All laboratory tests were performed for each patient just before initiation of IFN therapy. Blood cell counts, serum alanine transaminase, gamma-glutamyl transpeptidase, hemoglobin A1c, total bilirubin, albumin, prothrombin time, and alpha-fetoprotein (AFP) were measured using commercially available assays. The HCV genotype was determined using polymerase chain reaction with the HCV Genotype Primer Kit (Institute of Immunology Co., Ltd., Tokyo, Japan) and classified as genotype 1, genotype 2, or other, according to Simmonds’ classification system. Serum HCV viral load

was determined using quantitative reverse transcription polymerase chain reaction using the COBAS TaqMan HCV Test (Roche Diagnostics, Branchburg, NJ, USA). The treatment protocol for CHC patients consisted of 1.5 μg/kg of pegylated RO4929097 manufacturer IFN-α-2b or 180 μg of pegylated IFN-α-2a once a week, combined with ribavirin at an oral dose of 600–1000 mg/day. Duration of the treatment was 48–72 weeks for those with HCV genotype 1 AZD2014 manufacturer and a serum HCV viral load > 5 log IU/mL. For all other patients, treatment lasted for 24 weeks. SVR was defined as undetectable serum HCV-RNA at 24 weeks after the end of treatment. Measurement of liver stiffness by transient elastography was performed using FibroScan (Echosens, Paris, France) within a week before treatment initiation. Technical

details of the examination and procedure have been reported previously.[17] Ten validated measurements were made on each patient, and results were expressed in kilopascals (kPa).

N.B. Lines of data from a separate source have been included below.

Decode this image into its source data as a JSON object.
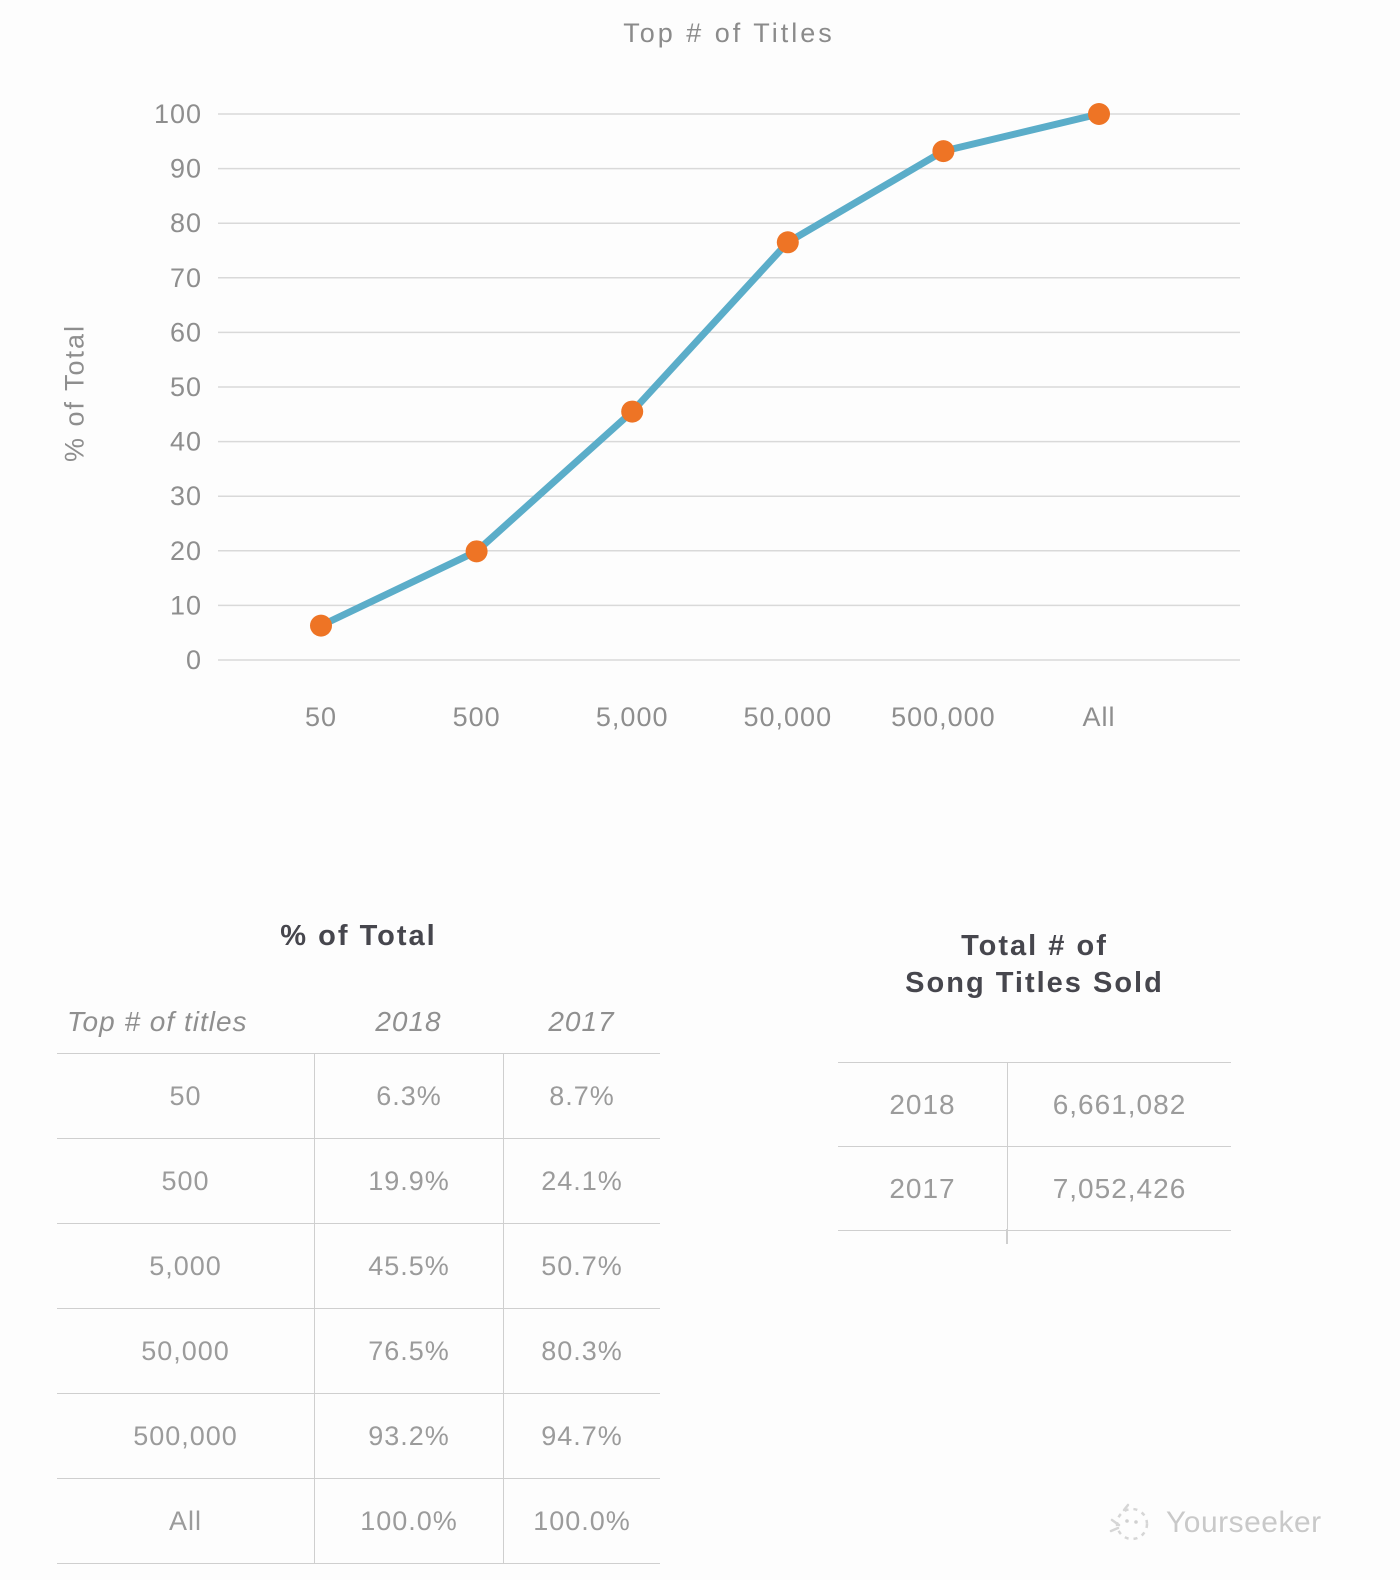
{
  "chart_data": {
    "type": "line",
    "title": "Top # of Titles",
    "ylabel": "% of Total",
    "xlabel": "",
    "categories": [
      "50",
      "500",
      "5,000",
      "50,000",
      "500,000",
      "All"
    ],
    "series": [
      {
        "name": "2018",
        "values": [
          6.3,
          19.9,
          45.5,
          76.5,
          93.2,
          100.0
        ]
      }
    ],
    "ylim": [
      0,
      100
    ],
    "yticks": [
      0,
      10,
      20,
      30,
      40,
      50,
      60,
      70,
      80,
      90,
      100
    ],
    "grid": true,
    "legend": "none",
    "colors": {
      "line": "#5badc9",
      "marker": "#ee7425",
      "grid": "#d9d9d9",
      "axis_text": "#8e8e8e"
    }
  },
  "tables": {
    "percent_of_total": {
      "title": "% of Total",
      "columns": [
        "Top # of titles",
        "2018",
        "2017"
      ],
      "rows": [
        [
          "50",
          "6.3%",
          "8.7%"
        ],
        [
          "500",
          "19.9%",
          "24.1%"
        ],
        [
          "5,000",
          "45.5%",
          "50.7%"
        ],
        [
          "50,000",
          "76.5%",
          "80.3%"
        ],
        [
          "500,000",
          "93.2%",
          "94.7%"
        ],
        [
          "All",
          "100.0%",
          "100.0%"
        ]
      ]
    },
    "total_song_titles_sold": {
      "title_line1": "Total # of",
      "title_line2": "Song Titles Sold",
      "rows": [
        [
          "2018",
          "6,661,082"
        ],
        [
          "2017",
          "7,052,426"
        ]
      ]
    }
  },
  "watermark": {
    "text": "Yourseeker"
  }
}
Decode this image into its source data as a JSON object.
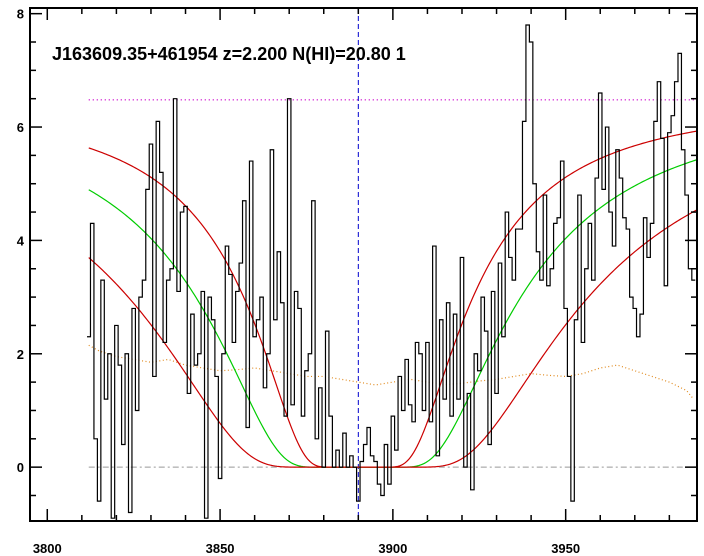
{
  "chart_data": {
    "type": "line",
    "title": "J163609.35+461954 z=2.200 N(HI)=20.80 1",
    "xlabel": "",
    "ylabel": "",
    "xlim": [
      3795,
      3988
    ],
    "ylim": [
      -0.95,
      8.1
    ],
    "x_ticks": [
      3800,
      3850,
      3900,
      3950
    ],
    "y_ticks": [
      0,
      2,
      4,
      6,
      8
    ],
    "grid": false,
    "legend": "none",
    "colors": {
      "spectrum": "#000000",
      "fit": "#00cc00",
      "fit_bounds": "#cc0000",
      "error": "#e08a1e",
      "continuum": "#cc00cc",
      "line_center": "#0000cc",
      "zero": "#999999"
    },
    "continuum_level": 6.48,
    "line_center_x": 3890,
    "zero_level": 0,
    "series": [
      {
        "kind": "flux",
        "x": [
          3812,
          3813,
          3814,
          3815,
          3816,
          3817,
          3818,
          3819,
          3820,
          3821,
          3822,
          3823,
          3824,
          3825,
          3826,
          3827,
          3828,
          3829,
          3830,
          3831,
          3832,
          3833,
          3834,
          3835,
          3836,
          3837,
          3838,
          3839,
          3840,
          3841,
          3842,
          3843,
          3844,
          3845,
          3846,
          3847,
          3848,
          3849,
          3850,
          3851,
          3852,
          3853,
          3854,
          3855,
          3856,
          3857,
          3858,
          3859,
          3860,
          3861,
          3862,
          3863,
          3864,
          3865,
          3866,
          3867,
          3868,
          3869,
          3870,
          3871,
          3872,
          3873,
          3874,
          3875,
          3876,
          3877,
          3878,
          3879,
          3880,
          3881,
          3882,
          3883,
          3884,
          3885,
          3886,
          3887,
          3888,
          3889,
          3890,
          3891,
          3892,
          3893,
          3894,
          3895,
          3896,
          3897,
          3898,
          3899,
          3900,
          3901,
          3902,
          3903,
          3904,
          3905,
          3906,
          3907,
          3908,
          3909,
          3910,
          3911,
          3912,
          3913,
          3914,
          3915,
          3916,
          3917,
          3918,
          3919,
          3920,
          3921,
          3922,
          3923,
          3924,
          3925,
          3926,
          3927,
          3928,
          3929,
          3930,
          3931,
          3932,
          3933,
          3934,
          3935,
          3936,
          3937,
          3938,
          3939,
          3940,
          3941,
          3942,
          3943,
          3944,
          3945,
          3946,
          3947,
          3948,
          3949,
          3950,
          3951,
          3952,
          3953,
          3954,
          3955,
          3956,
          3957,
          3958,
          3959,
          3960,
          3961,
          3962,
          3963,
          3964,
          3965,
          3966,
          3967,
          3968,
          3969,
          3970,
          3971,
          3972,
          3973,
          3974,
          3975,
          3976,
          3977,
          3978,
          3979,
          3980,
          3981,
          3982,
          3983,
          3984,
          3985,
          3986,
          3987
        ],
        "values": [
          2.3,
          4.3,
          0.5,
          -0.6,
          3.3,
          1.2,
          2.0,
          -0.9,
          2.5,
          1.8,
          0.4,
          2.0,
          -0.8,
          2.8,
          1.0,
          3.0,
          3.3,
          4.9,
          5.7,
          1.6,
          6.1,
          5.2,
          2.2,
          3.3,
          3.5,
          6.5,
          3.1,
          4.5,
          4.6,
          1.3,
          2.7,
          1.8,
          2.0,
          3.1,
          -0.9,
          3.0,
          2.6,
          1.6,
          -0.2,
          2.0,
          3.9,
          3.4,
          2.2,
          3.1,
          3.6,
          4.7,
          0.7,
          5.4,
          2.3,
          2.6,
          3.0,
          1.4,
          2.0,
          5.6,
          2.6,
          3.8,
          2.9,
          0.9,
          6.5,
          1.1,
          3.1,
          2.8,
          0.9,
          1.7,
          2.0,
          4.7,
          0.5,
          1.4,
          0.0,
          2.4,
          0.9,
          0.0,
          0.3,
          0.0,
          0.6,
          0.0,
          0.2,
          0.0,
          -0.6,
          0.1,
          0.4,
          0.7,
          0.2,
          0.1,
          -0.3,
          -0.5,
          0.4,
          -0.3,
          0.9,
          0.3,
          1.6,
          1.0,
          1.9,
          1.1,
          0.8,
          2.2,
          2.0,
          1.0,
          2.2,
          0.8,
          3.9,
          0.2,
          2.6,
          1.2,
          2.9,
          0.9,
          2.7,
          1.2,
          3.7,
          0.0,
          1.3,
          -0.4,
          2.0,
          1.7,
          3.0,
          2.4,
          0.4,
          3.1,
          1.3,
          3.6,
          2.3,
          4.5,
          3.7,
          3.3,
          4.2,
          4.2,
          6.1,
          7.8,
          7.5,
          5.0,
          3.8,
          3.3,
          4.8,
          3.2,
          3.5,
          4.3,
          4.4,
          5.4,
          2.8,
          1.6,
          -0.6,
          2.6,
          4.8,
          2.2,
          3.5,
          4.3,
          3.3,
          5.1,
          6.6,
          4.9,
          6.0,
          4.5,
          3.9,
          5.6,
          5.1,
          4.4,
          4.2,
          3.0,
          2.8,
          2.3,
          2.7,
          4.4,
          3.7,
          4.3,
          6.1,
          6.8,
          5.8,
          3.2,
          5.9,
          6.2,
          6.8,
          7.3,
          5.6,
          4.8,
          3.5,
          3.3
        ]
      },
      {
        "kind": "error",
        "x": [
          3812,
          3815,
          3820,
          3825,
          3830,
          3835,
          3840,
          3845,
          3850,
          3855,
          3860,
          3865,
          3870,
          3875,
          3880,
          3885,
          3890,
          3895,
          3900,
          3905,
          3910,
          3915,
          3920,
          3925,
          3930,
          3935,
          3940,
          3945,
          3950,
          3955,
          3960,
          3965,
          3970,
          3975,
          3980,
          3985,
          3987
        ],
        "values": [
          2.15,
          2.05,
          1.95,
          1.9,
          1.85,
          1.9,
          1.8,
          1.75,
          1.7,
          1.72,
          1.75,
          1.7,
          1.65,
          1.6,
          1.6,
          1.55,
          1.5,
          1.45,
          1.5,
          1.55,
          1.5,
          1.45,
          1.48,
          1.52,
          1.55,
          1.6,
          1.65,
          1.62,
          1.6,
          1.65,
          1.75,
          1.8,
          1.7,
          1.6,
          1.5,
          1.35,
          1.2
        ]
      }
    ]
  }
}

Only procedures with 10 validated measurements and a success rate of at least 60% were considered reliable, and the median value was considered representative of the liver

elastic modulus. Serum AFP was measured every month, and ultrasonography or computed tomography were performed at least every 3–6 months for HCC surveillance during and after treatment, with a minimum follow-up duration of 6 months after the initiation of IFN therapy. HCC was diagnosed by histological examination and/or triphasic computerized tomography, in Mannose-binding protein-associated serine protease which hyperattenuation in the arterial phase with washout in the late phase is pathognomonic for HCC.[20] The status of patients enrolled in this study was confirmed as of March 2012. All analyses were conducted using IBM SPSS version 19 (IBM SPSS, Chicago, IL, USA), and P values less than 0.05 were considered statistically significant. Continuous variables and categorical variables were summarized as median (range) and percentage, respectively. Mann–Whitney U and chi-square tests were used when appropriate. The strength of the association between LSM and the histological fibrosis stage was estimated using the Spearman’s rank correlation coefficient.